Use case for gcm.distribution_change

py-why / dowhy

DoWhy is a Python library for causal inference that supports explicit modeling and testing of causal assumptions. DoWhy is based on a unified language for causal inference, combining causal graphical models and potential outcomes frameworks.

https://www.pywhy.org/dowhy

MIT License

7.08k stars 932 forks source link

Use case for gcm.distribution_change #495

Closed htcml closed 2 years ago

htcml commented 2 years ago

Question regarding the rca_microservice_architecture notebook.

Detecting network latency anomaly is a good use case for gcm.distribution_change because we can easily collect many data points as a batch to compare against the baseline distribution.

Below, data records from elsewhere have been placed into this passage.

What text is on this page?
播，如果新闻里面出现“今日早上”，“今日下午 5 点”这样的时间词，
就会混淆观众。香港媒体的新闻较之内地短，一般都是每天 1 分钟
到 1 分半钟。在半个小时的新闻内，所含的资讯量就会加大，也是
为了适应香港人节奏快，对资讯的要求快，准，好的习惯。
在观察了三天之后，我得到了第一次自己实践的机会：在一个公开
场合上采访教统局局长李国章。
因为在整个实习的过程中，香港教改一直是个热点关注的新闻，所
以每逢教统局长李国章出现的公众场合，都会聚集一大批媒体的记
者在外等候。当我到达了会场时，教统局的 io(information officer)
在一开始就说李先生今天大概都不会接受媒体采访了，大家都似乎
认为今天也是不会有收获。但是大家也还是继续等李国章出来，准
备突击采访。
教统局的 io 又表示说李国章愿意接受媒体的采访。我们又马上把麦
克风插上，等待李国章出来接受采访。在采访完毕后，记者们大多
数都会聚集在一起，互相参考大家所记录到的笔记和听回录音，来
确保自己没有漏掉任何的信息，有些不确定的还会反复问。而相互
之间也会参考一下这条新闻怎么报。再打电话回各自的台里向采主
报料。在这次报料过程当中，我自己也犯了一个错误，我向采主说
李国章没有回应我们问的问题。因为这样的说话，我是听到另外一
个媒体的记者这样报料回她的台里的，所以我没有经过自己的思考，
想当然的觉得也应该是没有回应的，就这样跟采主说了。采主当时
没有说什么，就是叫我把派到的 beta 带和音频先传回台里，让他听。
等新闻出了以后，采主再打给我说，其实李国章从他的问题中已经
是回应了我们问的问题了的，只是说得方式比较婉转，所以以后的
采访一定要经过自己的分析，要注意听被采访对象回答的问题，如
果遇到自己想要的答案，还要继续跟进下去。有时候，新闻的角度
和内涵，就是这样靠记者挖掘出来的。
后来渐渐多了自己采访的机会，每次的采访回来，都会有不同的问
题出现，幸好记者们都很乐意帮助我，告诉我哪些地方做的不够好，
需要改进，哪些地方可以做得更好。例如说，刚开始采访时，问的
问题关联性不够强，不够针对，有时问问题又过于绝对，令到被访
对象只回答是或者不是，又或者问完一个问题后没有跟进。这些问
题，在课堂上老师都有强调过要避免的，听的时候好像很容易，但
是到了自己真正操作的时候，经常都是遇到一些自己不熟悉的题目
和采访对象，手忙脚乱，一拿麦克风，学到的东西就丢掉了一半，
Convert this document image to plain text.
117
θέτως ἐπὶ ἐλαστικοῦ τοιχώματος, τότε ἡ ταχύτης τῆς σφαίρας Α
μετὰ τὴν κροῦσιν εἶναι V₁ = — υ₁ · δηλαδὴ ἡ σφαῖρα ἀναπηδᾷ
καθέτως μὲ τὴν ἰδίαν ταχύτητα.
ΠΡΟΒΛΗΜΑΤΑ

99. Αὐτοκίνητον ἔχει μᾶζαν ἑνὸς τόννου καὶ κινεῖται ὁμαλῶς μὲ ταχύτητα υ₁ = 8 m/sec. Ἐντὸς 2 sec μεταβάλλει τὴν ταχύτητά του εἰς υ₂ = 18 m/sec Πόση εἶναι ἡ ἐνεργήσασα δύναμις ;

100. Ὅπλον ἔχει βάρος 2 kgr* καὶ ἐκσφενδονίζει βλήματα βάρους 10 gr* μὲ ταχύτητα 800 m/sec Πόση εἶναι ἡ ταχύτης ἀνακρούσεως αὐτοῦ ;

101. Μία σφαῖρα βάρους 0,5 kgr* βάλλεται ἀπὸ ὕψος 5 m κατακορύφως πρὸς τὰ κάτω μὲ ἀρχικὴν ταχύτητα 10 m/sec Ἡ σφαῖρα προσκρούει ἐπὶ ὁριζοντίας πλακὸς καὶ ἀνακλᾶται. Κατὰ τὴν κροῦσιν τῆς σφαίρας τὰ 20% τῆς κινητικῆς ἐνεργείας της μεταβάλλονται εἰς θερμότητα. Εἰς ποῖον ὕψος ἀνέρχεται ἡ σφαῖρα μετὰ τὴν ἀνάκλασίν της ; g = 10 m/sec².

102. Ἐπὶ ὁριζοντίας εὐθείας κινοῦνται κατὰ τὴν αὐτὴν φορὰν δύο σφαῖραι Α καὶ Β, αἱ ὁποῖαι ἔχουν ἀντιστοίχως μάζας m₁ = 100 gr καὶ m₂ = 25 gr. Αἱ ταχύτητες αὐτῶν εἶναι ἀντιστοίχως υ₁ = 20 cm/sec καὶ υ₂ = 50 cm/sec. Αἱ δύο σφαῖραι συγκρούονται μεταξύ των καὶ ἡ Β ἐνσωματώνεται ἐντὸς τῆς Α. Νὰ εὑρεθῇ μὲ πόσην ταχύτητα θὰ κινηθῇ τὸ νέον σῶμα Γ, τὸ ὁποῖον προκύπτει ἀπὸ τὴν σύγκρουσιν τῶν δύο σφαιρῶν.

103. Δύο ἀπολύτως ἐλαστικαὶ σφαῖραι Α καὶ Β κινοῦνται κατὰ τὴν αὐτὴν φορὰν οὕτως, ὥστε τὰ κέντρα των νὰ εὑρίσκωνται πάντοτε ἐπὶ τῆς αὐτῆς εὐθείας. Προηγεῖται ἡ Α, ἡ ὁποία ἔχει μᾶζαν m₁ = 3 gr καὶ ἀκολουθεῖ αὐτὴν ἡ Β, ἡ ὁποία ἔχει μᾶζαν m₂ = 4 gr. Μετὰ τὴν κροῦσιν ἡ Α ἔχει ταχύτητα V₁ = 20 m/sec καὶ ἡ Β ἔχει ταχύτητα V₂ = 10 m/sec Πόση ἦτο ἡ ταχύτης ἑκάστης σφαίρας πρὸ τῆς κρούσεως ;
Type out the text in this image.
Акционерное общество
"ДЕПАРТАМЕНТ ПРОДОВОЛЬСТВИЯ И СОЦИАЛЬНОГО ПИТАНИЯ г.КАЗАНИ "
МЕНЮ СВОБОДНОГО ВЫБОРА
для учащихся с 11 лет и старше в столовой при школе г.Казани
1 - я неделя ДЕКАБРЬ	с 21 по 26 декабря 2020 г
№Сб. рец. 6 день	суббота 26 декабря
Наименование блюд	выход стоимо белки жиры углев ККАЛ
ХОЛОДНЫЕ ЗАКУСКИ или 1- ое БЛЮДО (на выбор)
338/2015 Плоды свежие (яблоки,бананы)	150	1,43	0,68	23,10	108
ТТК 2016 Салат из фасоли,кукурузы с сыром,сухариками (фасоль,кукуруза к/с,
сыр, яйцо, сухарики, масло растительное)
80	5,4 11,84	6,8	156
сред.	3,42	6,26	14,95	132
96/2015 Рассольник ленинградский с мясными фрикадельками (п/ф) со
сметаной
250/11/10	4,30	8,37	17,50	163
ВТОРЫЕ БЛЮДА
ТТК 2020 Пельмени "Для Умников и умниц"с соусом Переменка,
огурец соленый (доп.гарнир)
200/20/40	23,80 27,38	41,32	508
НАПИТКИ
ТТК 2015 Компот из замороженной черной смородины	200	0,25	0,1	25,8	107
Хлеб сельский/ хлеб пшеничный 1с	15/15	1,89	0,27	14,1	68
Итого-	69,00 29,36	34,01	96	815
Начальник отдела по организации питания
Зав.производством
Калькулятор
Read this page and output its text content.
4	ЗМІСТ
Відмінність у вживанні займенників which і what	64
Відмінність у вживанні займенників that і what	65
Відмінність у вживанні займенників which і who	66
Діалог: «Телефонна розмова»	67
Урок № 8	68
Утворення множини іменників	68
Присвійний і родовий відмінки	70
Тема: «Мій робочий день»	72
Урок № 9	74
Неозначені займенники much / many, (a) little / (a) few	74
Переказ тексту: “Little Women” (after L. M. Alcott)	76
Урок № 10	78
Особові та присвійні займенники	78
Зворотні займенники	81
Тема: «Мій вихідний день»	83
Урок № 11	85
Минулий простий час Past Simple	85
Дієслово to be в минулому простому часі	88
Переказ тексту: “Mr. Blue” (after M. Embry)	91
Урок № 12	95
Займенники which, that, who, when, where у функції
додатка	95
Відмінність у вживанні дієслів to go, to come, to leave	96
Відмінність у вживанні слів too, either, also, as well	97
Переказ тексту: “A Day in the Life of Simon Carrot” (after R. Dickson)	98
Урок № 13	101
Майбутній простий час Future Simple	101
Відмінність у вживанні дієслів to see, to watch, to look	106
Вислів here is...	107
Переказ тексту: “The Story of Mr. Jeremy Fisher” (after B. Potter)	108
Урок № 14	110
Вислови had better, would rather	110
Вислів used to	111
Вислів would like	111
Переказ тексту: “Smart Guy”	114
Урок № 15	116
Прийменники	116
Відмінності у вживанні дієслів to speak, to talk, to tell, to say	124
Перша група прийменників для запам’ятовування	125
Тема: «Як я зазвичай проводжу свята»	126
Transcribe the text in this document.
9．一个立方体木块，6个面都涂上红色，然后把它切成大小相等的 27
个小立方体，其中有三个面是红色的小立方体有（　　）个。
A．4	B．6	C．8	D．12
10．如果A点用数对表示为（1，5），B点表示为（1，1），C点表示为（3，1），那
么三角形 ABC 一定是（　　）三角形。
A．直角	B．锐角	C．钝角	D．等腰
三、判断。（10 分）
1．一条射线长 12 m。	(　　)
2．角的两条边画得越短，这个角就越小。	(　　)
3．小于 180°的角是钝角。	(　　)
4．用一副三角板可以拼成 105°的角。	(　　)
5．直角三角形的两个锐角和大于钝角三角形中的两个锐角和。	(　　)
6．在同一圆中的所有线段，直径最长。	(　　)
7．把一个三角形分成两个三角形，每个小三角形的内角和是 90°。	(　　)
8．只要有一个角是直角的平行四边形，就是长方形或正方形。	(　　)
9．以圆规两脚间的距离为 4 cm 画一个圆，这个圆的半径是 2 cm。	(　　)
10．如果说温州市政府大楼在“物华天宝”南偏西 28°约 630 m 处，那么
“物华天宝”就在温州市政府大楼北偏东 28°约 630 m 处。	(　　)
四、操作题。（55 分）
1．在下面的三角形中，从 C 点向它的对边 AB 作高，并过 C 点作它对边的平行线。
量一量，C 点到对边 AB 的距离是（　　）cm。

Obviously gcm.distribution_change can't be used to detect anomaly against "one" data point. For example, for a ML model refresh pipeline, each node is a data operation(rollup, transform, create model...) and a measurement is created for each node per refresh. We want to detect an anomaly for a refresh and don't want to wait until after having, say 100 refresh failures. For this use case, can you recommend an appropriate algorithm for detection?

kailashbuki commented 2 years ago

hi @htcml, the methods like distribution_change in gcm are for explaining the root causes of some observed effect. They are not meant for detecting effect.

If your goal is to detect an outlier (or anomaly), popular ML libraries like scikit-learn already provide various algorithms. Once an outlier is detected, if you would like to identify the root causes of that outlier, we have a method called attribute_anomalies in gcm. Is this what you have in mind?

petergtz commented 2 years ago

To add to @kailashbuki's response, in fact, attribute_anomalies just made it into the rca_microservice_architecture notebook on latest master. There, check out section Scenario 1: Observing a single outlier and specifically Attributing an outlier latency at a target service to other services.